Hurdacıların da sizinkine benzer bir
mesleği var. Onlarla bir ilişkiniz var mı? Onlardan malzeme alıyor musunuz?
Bazen insanlar o kadar ilgisiz ve bilgisiz
ki bizim Türk insanı, hani bunu aşağılamak anlamında söylemiyorum ama elindeki
malzemenin ne olduğunu bileyecek kadar bazen çok değerli bir eseri bile
hurdacıya verecek kadar önemsemeyen birisi. Dolayısıyla hurdacılar da
deerlendirebileceği yerler oralar bizleri bildikleri için bize getirir
satarlar. Böyle bir geri dönüşüm olabiliyor. Halbuki o verdiği eseri bize
getirse çok daha fazla para alabileceği
eserler olabiliyor ama o da hurdacının kismet diyelim.

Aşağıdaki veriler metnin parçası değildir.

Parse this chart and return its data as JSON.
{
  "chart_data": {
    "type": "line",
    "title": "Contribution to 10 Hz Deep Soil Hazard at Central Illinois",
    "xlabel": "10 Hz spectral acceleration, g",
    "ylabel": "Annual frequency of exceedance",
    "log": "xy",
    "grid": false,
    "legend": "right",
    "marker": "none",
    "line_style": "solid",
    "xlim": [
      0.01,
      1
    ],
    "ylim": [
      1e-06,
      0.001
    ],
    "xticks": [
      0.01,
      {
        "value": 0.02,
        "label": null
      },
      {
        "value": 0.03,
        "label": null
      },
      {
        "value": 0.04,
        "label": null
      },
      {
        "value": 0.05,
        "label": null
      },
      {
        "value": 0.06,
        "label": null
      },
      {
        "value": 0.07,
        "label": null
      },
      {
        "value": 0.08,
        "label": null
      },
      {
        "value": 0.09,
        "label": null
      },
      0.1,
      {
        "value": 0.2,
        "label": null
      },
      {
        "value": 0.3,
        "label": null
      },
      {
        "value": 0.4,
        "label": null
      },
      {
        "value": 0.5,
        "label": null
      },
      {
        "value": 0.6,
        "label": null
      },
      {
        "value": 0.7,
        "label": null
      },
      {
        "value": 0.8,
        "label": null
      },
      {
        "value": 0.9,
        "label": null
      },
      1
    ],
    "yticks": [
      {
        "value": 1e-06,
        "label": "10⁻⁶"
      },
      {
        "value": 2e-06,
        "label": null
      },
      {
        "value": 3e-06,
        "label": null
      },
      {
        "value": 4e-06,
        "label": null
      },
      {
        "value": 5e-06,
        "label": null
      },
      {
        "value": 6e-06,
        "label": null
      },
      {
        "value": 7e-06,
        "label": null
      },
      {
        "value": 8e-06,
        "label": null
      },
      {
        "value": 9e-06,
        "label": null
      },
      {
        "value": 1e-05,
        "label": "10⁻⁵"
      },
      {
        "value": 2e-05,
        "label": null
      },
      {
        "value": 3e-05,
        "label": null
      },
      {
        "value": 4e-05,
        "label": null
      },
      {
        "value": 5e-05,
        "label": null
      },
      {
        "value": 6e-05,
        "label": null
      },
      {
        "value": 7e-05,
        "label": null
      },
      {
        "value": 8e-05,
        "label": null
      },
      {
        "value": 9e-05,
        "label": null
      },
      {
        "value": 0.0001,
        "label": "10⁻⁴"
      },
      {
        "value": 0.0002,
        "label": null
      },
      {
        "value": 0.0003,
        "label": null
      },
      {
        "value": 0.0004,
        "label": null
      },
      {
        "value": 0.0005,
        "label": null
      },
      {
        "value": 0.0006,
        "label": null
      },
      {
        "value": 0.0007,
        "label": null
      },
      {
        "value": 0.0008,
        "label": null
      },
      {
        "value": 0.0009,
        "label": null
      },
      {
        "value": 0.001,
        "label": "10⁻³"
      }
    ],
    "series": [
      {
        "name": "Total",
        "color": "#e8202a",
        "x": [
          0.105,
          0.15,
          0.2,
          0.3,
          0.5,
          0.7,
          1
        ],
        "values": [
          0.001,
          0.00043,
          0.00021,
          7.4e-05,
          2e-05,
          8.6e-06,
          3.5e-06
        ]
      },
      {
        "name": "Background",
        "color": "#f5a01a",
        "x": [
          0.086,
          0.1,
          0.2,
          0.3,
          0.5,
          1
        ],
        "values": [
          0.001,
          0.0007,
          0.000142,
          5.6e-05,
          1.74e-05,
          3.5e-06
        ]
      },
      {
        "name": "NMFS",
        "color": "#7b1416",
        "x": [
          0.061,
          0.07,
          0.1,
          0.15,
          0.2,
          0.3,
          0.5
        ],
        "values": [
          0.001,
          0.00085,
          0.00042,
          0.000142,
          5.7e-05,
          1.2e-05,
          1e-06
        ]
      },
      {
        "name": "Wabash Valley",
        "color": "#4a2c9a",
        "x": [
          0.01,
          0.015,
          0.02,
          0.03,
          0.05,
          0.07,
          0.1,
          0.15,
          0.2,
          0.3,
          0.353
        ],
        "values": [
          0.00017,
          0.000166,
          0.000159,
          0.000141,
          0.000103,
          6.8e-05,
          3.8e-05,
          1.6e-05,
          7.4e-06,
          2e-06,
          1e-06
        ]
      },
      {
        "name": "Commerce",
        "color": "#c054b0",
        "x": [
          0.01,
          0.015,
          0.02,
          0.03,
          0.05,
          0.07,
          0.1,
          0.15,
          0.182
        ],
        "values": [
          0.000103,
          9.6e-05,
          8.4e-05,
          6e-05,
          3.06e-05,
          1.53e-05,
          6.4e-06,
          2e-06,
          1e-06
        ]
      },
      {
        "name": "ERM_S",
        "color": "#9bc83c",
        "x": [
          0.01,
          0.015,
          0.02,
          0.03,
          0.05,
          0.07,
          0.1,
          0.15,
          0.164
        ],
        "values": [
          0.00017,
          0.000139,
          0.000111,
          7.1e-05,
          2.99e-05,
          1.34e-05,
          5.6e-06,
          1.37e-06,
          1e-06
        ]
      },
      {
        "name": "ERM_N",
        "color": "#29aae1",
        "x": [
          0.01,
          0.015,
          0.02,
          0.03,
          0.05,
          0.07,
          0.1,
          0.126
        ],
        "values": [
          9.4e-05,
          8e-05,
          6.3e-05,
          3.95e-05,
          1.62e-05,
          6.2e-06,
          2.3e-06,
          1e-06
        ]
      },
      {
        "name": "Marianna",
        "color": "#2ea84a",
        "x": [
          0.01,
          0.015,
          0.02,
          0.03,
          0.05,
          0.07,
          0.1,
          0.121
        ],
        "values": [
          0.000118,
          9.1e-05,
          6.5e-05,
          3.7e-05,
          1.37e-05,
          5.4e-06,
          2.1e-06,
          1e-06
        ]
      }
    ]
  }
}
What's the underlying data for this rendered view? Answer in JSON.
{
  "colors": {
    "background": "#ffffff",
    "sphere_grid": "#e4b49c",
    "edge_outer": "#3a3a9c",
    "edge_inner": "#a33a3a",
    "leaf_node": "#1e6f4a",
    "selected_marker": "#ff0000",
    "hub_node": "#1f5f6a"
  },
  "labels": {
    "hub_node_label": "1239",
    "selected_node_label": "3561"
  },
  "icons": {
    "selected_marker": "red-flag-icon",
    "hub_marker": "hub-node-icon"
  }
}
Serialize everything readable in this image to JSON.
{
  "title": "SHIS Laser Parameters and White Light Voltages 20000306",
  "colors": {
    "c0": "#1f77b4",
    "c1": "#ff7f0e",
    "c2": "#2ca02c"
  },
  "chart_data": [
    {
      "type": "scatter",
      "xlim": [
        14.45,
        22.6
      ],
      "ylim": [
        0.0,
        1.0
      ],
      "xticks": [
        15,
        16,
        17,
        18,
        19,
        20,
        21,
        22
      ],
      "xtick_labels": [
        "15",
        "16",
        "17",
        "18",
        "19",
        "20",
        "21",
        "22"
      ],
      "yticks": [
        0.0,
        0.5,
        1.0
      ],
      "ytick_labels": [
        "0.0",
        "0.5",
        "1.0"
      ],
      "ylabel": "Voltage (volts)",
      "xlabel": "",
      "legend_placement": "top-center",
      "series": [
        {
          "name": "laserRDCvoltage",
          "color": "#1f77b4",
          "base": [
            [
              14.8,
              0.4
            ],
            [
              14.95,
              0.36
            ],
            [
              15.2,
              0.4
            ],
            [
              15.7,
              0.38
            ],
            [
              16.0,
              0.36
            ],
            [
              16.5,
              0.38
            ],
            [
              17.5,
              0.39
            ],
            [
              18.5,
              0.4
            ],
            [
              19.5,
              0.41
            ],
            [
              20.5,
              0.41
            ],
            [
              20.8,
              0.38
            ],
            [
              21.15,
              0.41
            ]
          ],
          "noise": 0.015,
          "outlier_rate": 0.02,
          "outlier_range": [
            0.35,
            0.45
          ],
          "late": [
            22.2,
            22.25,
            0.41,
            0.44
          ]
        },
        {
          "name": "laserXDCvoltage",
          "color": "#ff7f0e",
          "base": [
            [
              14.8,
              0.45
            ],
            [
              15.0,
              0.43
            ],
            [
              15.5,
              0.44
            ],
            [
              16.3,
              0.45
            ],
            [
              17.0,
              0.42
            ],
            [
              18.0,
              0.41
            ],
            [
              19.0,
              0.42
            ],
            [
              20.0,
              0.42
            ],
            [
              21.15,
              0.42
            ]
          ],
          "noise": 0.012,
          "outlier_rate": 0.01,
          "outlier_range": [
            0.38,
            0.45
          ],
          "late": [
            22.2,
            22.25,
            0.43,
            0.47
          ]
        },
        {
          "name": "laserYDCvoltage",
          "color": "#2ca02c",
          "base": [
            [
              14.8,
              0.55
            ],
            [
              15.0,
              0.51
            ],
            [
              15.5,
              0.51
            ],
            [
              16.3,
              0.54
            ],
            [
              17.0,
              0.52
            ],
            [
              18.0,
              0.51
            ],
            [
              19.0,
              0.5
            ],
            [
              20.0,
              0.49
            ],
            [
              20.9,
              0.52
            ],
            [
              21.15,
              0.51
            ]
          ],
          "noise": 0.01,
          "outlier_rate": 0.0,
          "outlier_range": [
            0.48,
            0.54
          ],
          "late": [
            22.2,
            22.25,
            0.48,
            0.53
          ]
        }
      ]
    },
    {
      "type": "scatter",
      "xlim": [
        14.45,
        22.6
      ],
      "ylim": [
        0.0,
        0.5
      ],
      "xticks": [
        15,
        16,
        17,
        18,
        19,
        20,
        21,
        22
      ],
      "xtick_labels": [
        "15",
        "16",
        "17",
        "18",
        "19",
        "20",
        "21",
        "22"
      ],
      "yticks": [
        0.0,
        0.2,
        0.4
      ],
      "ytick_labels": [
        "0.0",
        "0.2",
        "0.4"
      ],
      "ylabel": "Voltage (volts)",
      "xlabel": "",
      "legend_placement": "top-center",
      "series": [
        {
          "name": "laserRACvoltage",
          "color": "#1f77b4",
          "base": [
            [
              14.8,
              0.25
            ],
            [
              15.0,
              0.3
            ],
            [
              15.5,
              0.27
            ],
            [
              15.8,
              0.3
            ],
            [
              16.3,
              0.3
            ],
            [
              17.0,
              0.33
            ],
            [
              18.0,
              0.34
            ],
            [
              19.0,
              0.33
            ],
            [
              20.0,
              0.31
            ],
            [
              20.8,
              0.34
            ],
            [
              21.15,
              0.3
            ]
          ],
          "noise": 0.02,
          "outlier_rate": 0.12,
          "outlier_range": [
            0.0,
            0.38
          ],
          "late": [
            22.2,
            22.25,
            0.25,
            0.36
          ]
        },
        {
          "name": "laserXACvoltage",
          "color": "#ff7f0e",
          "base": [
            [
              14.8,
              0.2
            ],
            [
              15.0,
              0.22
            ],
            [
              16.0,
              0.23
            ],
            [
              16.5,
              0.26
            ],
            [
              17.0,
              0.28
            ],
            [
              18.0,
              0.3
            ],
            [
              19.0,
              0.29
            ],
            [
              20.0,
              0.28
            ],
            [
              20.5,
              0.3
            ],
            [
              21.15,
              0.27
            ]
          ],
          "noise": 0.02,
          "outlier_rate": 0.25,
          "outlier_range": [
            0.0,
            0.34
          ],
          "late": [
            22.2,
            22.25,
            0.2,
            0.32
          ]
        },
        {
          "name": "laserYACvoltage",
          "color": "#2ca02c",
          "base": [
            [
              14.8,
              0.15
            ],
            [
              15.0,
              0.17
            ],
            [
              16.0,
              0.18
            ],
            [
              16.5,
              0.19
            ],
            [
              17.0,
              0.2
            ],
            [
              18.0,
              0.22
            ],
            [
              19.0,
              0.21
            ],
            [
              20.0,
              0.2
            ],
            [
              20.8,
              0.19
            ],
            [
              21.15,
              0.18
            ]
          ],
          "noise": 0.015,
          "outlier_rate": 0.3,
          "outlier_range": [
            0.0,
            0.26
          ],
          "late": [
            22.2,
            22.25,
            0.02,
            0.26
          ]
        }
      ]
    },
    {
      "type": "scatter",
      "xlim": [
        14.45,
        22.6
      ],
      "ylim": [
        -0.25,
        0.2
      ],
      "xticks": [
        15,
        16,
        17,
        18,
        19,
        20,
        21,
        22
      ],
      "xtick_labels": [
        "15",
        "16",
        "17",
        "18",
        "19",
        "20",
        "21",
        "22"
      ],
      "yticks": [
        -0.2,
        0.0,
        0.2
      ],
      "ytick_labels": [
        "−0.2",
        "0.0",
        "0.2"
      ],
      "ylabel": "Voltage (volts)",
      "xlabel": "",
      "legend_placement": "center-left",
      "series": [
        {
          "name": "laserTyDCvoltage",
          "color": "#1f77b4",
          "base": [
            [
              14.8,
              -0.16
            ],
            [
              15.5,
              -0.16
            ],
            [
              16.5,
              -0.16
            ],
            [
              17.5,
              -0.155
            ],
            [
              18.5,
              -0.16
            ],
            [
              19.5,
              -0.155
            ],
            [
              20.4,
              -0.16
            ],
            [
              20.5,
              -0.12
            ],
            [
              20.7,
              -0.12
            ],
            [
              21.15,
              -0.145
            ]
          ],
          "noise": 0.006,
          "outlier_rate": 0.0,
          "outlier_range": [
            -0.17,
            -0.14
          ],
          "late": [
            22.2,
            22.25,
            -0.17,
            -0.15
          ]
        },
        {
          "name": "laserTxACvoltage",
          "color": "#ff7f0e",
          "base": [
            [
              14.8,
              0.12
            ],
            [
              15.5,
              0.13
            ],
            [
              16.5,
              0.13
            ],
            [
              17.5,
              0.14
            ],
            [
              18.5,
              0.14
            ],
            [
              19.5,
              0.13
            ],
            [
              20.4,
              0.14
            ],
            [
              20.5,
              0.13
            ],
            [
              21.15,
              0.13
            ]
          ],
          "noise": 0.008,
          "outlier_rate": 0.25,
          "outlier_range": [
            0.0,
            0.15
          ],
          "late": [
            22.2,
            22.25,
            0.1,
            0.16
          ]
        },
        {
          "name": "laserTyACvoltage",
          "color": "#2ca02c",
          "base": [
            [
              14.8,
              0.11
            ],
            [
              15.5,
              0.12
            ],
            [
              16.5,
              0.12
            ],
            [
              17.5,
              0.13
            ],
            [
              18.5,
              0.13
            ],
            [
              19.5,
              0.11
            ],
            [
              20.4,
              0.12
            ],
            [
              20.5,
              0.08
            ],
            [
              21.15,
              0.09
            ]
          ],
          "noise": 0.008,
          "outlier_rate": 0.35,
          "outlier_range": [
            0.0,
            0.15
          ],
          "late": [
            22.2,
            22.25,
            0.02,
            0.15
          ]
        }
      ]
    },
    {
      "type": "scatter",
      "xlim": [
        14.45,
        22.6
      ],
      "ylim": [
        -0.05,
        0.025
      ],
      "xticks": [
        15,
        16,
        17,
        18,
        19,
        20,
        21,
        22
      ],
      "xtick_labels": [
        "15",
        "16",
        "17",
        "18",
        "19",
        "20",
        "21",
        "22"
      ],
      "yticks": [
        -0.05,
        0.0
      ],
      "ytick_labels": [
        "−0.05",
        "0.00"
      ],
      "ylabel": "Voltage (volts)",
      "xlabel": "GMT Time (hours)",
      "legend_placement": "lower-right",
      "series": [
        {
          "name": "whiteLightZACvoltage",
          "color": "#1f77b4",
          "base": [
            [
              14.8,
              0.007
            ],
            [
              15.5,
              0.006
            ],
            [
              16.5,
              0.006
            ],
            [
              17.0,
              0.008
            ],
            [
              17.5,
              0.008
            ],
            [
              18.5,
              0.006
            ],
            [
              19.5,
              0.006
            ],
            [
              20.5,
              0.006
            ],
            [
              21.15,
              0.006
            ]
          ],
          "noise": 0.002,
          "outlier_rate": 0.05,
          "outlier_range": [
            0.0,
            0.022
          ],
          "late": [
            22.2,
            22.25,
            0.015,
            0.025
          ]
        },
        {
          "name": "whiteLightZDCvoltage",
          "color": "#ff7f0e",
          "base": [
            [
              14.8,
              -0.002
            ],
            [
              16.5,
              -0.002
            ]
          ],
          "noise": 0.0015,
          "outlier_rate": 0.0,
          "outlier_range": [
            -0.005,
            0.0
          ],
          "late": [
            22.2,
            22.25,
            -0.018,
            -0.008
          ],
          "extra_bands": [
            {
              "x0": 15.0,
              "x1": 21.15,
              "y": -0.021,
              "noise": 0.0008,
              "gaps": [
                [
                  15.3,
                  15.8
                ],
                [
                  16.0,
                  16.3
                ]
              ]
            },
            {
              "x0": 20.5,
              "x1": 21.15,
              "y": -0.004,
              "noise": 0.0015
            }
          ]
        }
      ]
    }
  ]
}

Eğitiminizi ne üzerine yaptınız? Siz zevk için
mi bu işi yapıyorsunuz?
Bu alanla ilgili bir okul yok. Sanat Tarihi
okusanız da bu bambaşka bir alan. Antikacılık içinde yaşayarak öğrenebileceğiniz
bir şey. Ben hala öğreniyorum diyim çünkü öğrenmenin sonu yok. Bilmediğimiz çok
fazla eser var dolayısıyla içinde yaşıyarak öğreniyoruz. Bir de bir takım
bilgileri kitaptan edinebilirsiniz ama yeni mi eski mi olduğunu dokunarak ancak anlayabilirsiniz çünkü yeni
eserde de aynı özellikler var. Bir eserin antika olup olmadığını anlayabilmek
için dokunmak çok önemli bir duygu. Eski antika kıymetli bir eserde bulunan
bütün özelliklerin hepsi yeni eserde de oluyor. İşte o aradaki tek fark gözle
görülür fark yani o artık gözü eğitmekle alakalı, tecrübeyle alakalı.
Bunu da mı hurdacıya vermişler şeklinde
değişik parçalarla karşılaştınız mı?
İnsanlarda şey var tavan arasına attıkları
şeylerin kıymetini bilmiyorlar dolayısıyla onlara bakmak tenezzülün de bile bulunmuyorlar.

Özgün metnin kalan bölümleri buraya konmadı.